Réchauffement côte à côte. Lancées de regards obliques. J’espère que ma fatigue physique n’altérera pas ma performance. Dès les premières figures exécutées afin de tester mes repères et mon placement de corps, je sens que des efforts supplémentaires devront être déployés pour me permettre de survivre à ma routine. Assommantes bouffées de chaleur. Je mets dans mes oreilles la musique que j’écoute en boucle dans mon lecteur depuis trois jours. Emily Haines.

Les numéros défilent devant mes yeux livides mais je ne les vois pas, je ne capte que le mouvement, au ralenti, engloutie par le poids de mon exténuation. Et si je ratais toutes mes figures? Et si je tombais dans un de mes mouvements chorégraphiques? Et si la terre entière se rendait compte que je ne suis pas entraînée, que je ne suis pas perfectionniste, que j’ai préféré baiser toute la nuit plutôt que de me préparer pour cette audition? Mains moites. Sueur qui semble gicler de mes paumes à l’infini. Arrosoirs corporels.

Des images de ma soirée avec Tom me parviennent, discontinues. Sa douceur, ses mains attentives au moindre de mes frémissements. Ses baisers dans mon dos. Fioles d’amour en doses capricieuses.

Le calme est revenu dans ma tête. On m’annonce.

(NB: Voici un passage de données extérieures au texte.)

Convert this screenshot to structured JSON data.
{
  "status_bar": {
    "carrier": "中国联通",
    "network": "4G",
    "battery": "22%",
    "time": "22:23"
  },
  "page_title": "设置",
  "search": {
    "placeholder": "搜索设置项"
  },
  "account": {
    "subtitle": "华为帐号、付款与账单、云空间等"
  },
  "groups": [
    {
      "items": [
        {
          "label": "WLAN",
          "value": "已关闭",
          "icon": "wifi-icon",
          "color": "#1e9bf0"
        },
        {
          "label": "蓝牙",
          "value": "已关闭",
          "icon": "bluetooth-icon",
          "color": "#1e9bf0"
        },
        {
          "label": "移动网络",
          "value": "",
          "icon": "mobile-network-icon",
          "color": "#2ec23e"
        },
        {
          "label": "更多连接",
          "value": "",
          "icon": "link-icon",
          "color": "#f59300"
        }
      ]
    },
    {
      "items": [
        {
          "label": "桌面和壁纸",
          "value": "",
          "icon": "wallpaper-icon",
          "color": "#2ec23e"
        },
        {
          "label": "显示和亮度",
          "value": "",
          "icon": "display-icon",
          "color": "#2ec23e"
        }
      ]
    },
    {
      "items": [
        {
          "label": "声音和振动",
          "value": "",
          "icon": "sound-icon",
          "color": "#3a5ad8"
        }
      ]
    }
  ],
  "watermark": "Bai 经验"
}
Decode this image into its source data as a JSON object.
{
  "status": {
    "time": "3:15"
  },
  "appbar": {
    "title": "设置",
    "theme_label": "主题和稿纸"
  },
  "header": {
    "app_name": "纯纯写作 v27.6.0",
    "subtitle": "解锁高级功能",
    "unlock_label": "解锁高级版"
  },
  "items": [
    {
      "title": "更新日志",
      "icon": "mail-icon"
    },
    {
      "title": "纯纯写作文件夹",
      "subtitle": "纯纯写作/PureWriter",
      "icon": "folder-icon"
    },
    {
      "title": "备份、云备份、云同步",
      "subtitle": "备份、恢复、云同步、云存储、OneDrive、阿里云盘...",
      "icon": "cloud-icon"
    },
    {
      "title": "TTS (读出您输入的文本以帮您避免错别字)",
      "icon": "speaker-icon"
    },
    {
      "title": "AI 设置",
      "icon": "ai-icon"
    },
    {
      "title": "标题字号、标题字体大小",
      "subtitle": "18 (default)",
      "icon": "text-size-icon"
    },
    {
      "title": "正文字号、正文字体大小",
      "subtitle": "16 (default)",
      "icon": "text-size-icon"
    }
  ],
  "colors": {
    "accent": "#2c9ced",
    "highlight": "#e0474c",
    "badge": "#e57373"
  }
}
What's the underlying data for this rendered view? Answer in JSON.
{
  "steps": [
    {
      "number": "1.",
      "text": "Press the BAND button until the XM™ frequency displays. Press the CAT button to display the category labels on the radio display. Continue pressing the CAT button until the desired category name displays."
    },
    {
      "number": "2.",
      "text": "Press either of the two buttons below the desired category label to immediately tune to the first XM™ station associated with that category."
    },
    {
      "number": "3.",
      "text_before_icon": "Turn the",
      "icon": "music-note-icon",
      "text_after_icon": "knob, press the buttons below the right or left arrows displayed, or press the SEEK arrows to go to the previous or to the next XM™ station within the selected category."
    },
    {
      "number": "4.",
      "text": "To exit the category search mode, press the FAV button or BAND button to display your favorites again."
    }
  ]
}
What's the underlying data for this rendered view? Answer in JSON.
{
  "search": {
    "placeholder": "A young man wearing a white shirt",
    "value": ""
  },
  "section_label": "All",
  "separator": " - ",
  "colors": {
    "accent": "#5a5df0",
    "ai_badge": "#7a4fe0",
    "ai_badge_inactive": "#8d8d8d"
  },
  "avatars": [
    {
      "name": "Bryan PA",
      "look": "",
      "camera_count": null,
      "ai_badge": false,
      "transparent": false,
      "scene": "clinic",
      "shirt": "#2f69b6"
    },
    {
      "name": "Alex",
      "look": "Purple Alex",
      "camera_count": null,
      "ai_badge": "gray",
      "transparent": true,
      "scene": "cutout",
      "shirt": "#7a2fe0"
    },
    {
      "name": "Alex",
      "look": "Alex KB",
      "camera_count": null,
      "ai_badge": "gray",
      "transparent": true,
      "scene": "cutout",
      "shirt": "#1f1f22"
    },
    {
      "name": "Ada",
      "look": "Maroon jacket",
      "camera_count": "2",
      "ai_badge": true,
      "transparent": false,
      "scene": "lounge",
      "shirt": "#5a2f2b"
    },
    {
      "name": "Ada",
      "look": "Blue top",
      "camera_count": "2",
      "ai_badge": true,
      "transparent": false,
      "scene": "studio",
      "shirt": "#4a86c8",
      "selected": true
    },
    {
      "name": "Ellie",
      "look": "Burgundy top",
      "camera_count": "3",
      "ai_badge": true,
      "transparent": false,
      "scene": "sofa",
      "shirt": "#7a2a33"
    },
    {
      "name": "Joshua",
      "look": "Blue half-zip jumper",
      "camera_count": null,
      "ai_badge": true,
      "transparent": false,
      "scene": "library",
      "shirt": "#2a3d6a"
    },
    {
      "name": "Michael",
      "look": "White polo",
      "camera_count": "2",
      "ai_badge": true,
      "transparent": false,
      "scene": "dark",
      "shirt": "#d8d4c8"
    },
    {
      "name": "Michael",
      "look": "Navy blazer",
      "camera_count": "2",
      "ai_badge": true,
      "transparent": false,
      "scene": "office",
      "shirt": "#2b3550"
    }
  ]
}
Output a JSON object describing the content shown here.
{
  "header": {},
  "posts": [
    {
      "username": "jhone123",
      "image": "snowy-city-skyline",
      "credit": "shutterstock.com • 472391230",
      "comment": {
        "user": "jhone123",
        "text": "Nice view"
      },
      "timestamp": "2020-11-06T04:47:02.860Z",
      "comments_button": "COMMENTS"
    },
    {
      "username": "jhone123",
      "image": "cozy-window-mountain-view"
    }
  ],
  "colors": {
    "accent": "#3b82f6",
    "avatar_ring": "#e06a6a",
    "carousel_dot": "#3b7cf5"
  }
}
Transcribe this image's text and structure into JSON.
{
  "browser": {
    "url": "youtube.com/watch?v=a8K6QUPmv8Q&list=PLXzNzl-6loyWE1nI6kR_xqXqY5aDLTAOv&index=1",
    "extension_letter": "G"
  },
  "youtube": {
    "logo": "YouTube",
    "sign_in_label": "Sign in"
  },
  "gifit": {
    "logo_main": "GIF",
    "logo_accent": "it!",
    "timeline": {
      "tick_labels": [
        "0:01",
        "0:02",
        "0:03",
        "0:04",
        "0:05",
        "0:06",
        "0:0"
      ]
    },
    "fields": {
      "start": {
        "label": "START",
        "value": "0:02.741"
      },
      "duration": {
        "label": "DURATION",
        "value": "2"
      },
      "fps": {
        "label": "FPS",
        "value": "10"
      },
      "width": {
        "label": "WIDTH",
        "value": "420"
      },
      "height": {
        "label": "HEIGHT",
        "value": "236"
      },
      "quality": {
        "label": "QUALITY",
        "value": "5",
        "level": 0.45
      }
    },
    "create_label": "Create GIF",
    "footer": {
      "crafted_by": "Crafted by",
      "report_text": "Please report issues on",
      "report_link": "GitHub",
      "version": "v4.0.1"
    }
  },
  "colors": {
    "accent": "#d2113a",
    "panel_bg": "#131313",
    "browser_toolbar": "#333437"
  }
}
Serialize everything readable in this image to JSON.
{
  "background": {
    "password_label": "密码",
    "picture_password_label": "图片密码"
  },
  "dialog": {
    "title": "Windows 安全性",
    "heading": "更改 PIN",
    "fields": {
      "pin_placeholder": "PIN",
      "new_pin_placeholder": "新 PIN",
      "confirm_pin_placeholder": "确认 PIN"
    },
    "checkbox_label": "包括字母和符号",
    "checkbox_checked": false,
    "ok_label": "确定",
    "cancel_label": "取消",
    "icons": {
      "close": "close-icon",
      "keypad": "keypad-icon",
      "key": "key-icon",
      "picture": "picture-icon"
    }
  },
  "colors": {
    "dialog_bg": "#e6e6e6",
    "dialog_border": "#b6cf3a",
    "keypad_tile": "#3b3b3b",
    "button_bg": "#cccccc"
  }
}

Affronter les juges qui font crisser leurs chaises en se déplaçant. Utiliser ma fatigue pour mieux incarner mon personnage. M’exposer, me vider, ouvrir mes entrailles devant ce public incongru.

Les quatre hommes me posent des questions sur mon cheminement en tant qu’artiste de cirque et je leur réponds, soulagée. La seule information qui en ce moment vaut mon attention est l’abîme dans les yeux bruns de mon homme, la vacuité de son absence, la quiétude qui me gagne lorsque je pense à notre réunion de ce soir, au bal.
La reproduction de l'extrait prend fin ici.